My friends Helen and Julie scraped and caulked windows while I filmed and photographed. Obviously mine was the “cushier” job, although the task of film and photo editing will last longer than it takes them to get the varnish stains out of their fingernails. The thousands of images I captured have changed my mind about poverty and what we can do about it.
Long after President Obama’s whirlwind tour to Dar Es Salaam, Tanzania, poverty and corruption will continue their strangleholds on this nation. I find myself with less answers and more questions about macro level dilemmas. Fortunately micro efforts like Afra’s, and the dedication of Friends of Imiliwaha and that of countless other worthy groups, have inspired me immensely, renewing my courage to face the world of domestic family and youth homelessness in my nonprofit HEAR US Inc.
It’s easy to dismiss whole countries for their backward and bumbling civilization. Certainly our experience with haphazard electricity and plumbing in Tanzania would color my review of this nation if not for the deeper picture we were privileged to see—encounters between teacher and student, orphan and health care provider, mourners and comforters. Those images are now in my hands challenging me to share the bigger story.
As in the US, poverty has a chokehold on Tanzania and all developing countries. What enables it to grasp and stifle entire nations is the same—corruption, greed, political dysfunction, disregard for human value, and lack of educational opportunities.
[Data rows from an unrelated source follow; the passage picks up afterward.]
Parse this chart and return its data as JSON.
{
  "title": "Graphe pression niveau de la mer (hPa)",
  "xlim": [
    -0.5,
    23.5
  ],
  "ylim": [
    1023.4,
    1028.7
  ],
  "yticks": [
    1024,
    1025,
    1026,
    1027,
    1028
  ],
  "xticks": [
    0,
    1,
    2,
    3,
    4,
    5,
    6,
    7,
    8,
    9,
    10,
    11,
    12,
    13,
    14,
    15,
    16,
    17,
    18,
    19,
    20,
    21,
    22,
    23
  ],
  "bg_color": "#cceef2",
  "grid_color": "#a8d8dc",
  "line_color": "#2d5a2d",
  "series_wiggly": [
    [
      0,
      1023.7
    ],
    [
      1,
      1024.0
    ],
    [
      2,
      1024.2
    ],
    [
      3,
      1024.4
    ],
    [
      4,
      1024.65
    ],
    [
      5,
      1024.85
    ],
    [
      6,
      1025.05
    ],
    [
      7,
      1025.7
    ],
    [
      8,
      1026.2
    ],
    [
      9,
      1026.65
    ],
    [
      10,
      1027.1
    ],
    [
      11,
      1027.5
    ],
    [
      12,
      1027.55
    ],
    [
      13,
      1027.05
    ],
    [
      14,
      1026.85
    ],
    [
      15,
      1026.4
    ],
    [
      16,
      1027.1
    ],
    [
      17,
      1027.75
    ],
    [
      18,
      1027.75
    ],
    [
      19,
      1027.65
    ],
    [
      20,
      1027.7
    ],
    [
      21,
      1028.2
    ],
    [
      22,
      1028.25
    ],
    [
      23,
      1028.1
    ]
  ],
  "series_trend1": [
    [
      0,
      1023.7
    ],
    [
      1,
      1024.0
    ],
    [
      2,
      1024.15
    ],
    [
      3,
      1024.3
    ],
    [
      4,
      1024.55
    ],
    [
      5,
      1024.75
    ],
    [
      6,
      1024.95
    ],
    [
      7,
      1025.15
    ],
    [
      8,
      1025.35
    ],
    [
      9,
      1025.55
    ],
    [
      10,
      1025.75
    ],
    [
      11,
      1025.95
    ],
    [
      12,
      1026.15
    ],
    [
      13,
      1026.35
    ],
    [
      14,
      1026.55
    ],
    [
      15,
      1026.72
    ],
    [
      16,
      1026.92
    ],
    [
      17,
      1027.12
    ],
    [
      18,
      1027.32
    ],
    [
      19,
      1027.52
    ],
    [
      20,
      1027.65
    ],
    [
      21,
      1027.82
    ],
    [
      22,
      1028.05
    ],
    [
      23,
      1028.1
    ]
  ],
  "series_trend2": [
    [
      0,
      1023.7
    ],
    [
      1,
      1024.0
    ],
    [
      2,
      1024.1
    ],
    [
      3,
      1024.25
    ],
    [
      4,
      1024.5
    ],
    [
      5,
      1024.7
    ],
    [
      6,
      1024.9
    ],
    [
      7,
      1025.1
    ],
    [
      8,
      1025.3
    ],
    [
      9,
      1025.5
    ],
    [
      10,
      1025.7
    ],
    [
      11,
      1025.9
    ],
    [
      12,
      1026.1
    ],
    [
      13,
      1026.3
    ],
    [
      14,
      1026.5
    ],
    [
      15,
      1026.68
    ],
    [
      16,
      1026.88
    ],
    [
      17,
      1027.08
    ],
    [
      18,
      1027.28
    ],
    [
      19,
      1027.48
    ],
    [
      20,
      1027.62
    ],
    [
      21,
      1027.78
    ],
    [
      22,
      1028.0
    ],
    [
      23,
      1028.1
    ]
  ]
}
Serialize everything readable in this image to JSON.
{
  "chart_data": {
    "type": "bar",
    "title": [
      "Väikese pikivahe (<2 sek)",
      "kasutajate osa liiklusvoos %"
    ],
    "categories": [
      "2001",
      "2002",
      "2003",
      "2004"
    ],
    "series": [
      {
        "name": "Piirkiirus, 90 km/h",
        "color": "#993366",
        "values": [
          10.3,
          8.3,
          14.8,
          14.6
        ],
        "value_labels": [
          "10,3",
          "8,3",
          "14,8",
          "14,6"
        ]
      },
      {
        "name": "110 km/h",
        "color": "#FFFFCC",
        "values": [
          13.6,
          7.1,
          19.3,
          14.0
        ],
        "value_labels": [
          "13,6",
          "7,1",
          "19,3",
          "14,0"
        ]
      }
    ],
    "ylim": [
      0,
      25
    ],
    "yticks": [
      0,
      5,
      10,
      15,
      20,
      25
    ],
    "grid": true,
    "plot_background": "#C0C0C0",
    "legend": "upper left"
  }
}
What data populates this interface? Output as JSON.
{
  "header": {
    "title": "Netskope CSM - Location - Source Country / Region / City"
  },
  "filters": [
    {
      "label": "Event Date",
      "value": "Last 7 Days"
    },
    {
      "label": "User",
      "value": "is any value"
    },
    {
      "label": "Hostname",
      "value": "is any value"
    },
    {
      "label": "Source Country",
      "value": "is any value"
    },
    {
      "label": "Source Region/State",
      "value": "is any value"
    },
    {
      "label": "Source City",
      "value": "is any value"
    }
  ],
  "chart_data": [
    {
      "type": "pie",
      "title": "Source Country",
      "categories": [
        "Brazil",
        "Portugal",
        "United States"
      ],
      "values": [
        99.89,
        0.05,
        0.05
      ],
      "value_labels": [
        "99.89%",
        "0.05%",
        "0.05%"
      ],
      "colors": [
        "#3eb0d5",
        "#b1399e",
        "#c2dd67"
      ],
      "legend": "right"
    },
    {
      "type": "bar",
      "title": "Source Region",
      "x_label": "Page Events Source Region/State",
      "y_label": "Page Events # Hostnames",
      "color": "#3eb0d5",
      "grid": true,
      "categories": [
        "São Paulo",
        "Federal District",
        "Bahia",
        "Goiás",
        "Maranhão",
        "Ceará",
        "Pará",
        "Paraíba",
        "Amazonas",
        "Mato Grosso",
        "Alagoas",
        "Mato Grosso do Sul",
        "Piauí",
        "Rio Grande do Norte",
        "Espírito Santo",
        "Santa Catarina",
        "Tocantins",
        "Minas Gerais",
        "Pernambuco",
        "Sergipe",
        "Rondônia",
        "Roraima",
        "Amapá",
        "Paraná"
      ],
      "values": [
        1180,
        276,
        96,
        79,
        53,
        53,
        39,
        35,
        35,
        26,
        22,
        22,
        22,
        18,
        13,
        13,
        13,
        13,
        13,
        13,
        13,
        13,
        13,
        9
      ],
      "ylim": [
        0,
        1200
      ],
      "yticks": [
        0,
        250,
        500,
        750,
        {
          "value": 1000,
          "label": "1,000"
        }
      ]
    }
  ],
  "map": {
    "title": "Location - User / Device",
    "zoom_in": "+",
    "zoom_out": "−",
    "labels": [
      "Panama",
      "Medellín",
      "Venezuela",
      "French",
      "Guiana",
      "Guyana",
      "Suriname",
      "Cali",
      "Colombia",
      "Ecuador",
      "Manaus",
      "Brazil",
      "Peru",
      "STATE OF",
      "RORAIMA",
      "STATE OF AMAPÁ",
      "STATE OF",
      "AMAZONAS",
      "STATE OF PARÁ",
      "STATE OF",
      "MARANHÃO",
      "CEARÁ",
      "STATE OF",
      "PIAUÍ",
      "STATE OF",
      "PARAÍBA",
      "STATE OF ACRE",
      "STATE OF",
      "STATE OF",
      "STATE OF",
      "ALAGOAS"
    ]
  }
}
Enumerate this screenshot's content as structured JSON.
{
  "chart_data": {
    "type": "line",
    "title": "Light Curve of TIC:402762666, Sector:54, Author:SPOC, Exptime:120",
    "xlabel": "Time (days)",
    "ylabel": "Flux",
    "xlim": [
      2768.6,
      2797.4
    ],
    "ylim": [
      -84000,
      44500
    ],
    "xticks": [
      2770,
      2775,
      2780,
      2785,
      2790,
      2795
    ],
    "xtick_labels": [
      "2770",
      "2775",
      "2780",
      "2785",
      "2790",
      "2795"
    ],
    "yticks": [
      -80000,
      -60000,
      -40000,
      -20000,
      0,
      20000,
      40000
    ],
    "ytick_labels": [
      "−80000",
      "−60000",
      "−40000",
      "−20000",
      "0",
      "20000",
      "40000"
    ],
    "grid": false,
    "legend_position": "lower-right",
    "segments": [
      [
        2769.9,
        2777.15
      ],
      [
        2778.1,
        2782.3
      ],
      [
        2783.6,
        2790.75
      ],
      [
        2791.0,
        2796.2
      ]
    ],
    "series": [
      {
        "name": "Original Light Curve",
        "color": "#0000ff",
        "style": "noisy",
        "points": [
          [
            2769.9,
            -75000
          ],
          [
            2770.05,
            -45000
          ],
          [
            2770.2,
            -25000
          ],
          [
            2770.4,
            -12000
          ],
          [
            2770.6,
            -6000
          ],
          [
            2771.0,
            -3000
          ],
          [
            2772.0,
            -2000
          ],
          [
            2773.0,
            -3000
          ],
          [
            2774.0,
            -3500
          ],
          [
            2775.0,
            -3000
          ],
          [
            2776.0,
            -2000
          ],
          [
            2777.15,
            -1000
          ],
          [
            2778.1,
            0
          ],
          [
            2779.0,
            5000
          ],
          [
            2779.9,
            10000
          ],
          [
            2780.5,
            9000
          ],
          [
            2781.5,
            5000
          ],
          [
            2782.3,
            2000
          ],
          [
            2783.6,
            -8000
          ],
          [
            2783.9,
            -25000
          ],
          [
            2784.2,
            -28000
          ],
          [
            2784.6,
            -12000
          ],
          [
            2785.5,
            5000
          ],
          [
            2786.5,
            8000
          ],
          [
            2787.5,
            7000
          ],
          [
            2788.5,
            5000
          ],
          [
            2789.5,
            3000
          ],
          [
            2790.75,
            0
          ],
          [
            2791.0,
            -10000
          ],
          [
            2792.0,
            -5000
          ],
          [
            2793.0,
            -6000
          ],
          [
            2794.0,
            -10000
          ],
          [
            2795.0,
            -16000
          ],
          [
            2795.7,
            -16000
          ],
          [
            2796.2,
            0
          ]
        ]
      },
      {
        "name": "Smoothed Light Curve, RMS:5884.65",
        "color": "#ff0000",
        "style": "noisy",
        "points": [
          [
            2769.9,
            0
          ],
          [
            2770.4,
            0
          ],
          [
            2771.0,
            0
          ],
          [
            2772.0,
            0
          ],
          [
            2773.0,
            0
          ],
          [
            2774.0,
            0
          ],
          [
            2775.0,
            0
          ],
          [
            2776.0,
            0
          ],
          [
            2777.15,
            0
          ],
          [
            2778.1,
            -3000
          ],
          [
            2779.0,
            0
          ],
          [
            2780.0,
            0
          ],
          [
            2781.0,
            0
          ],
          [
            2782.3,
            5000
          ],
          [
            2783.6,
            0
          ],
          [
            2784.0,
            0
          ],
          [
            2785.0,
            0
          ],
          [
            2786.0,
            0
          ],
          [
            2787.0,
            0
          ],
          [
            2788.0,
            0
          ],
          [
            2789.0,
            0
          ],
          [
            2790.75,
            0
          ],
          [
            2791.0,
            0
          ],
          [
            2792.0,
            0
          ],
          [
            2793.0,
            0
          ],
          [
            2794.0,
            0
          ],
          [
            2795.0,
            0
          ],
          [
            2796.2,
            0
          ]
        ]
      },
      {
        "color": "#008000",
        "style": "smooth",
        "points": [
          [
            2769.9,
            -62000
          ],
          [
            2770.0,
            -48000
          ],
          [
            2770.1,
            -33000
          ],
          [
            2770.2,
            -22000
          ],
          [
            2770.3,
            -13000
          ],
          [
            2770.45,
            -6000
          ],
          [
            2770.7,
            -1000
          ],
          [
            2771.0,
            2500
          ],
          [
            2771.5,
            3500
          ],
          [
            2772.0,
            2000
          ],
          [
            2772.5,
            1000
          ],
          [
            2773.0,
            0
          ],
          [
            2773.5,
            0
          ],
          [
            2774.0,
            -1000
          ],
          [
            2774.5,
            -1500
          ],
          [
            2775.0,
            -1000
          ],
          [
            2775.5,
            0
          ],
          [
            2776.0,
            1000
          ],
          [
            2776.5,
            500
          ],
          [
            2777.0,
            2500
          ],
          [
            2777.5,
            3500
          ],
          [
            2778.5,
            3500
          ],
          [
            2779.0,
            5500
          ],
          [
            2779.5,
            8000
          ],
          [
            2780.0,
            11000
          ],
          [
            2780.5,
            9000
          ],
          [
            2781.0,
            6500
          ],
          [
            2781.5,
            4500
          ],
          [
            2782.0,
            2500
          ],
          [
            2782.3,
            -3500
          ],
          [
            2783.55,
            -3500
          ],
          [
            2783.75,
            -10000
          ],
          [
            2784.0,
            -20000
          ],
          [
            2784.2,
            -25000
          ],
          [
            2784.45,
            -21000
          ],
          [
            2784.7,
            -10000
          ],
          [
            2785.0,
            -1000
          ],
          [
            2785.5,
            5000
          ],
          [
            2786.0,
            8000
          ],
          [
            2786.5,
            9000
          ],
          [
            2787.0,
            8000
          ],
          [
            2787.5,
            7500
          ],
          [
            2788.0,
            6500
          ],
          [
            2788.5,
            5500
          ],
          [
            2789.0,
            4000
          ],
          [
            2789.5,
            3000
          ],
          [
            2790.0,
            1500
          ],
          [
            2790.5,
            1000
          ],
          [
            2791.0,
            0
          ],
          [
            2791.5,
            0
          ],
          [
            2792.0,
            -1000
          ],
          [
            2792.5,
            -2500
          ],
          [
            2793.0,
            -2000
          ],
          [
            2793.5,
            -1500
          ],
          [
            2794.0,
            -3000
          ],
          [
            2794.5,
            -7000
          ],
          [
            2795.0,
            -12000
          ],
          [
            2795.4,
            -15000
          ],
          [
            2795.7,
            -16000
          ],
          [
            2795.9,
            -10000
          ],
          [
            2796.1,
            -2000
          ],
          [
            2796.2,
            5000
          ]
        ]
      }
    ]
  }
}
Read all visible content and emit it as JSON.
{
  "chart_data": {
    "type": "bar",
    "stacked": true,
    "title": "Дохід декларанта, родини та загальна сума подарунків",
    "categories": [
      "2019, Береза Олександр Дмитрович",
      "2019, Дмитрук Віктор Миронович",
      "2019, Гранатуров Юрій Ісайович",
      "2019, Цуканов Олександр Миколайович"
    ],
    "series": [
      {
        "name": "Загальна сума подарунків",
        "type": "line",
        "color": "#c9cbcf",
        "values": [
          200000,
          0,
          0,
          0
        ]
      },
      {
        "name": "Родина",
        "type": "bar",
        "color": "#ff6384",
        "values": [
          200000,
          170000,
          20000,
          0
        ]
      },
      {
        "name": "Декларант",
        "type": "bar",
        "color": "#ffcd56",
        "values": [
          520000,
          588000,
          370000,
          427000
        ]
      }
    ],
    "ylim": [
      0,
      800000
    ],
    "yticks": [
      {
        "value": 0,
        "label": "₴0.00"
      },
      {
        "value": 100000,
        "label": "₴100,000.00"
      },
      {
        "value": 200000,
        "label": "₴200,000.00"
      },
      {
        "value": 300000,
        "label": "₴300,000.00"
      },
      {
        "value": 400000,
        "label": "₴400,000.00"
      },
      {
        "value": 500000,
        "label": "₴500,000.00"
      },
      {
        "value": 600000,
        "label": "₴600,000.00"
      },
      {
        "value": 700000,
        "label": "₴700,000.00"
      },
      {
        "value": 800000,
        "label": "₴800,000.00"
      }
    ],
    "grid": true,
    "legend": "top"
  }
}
Counteracting these evils, in America or across the seas—intrepid integrity, selflessness, education and holding government’s feet to the fire, among other things.
Overwhelming, I know. But the level of difficulty does not daunt people like Afra who see the possibilities in both the discarded young people showing up on their doorsteps and the dilapidated buildings donated by the desperate local authority.
Impossible? I might think so if I hadn’t seen the backbreaking labor and faith-filled fortitude shaping both the foundation of new classrooms and the molding of a compassionate and capable institution to serve the educational needs of this community. Here’s a 5-min. video I made to illustrate these efforts.
How do mere mortals approach such a challenge? I take great inspiration in the words of Rachel Naomi Remen, MD, best-selling author and respected lover of humankind, who points out:
“So perhaps change is less about fixing a broken world and more about uncovering hidden wholeness in all events, all organizations and all people and remembering our personal power to make a difference... Everyone and everything has in it a seed of a greater wholeness, a dream of possibility. Perhaps what I once saw as ‘broken’ or ‘lacking’ might just as easily be seen as the growing edge of things.”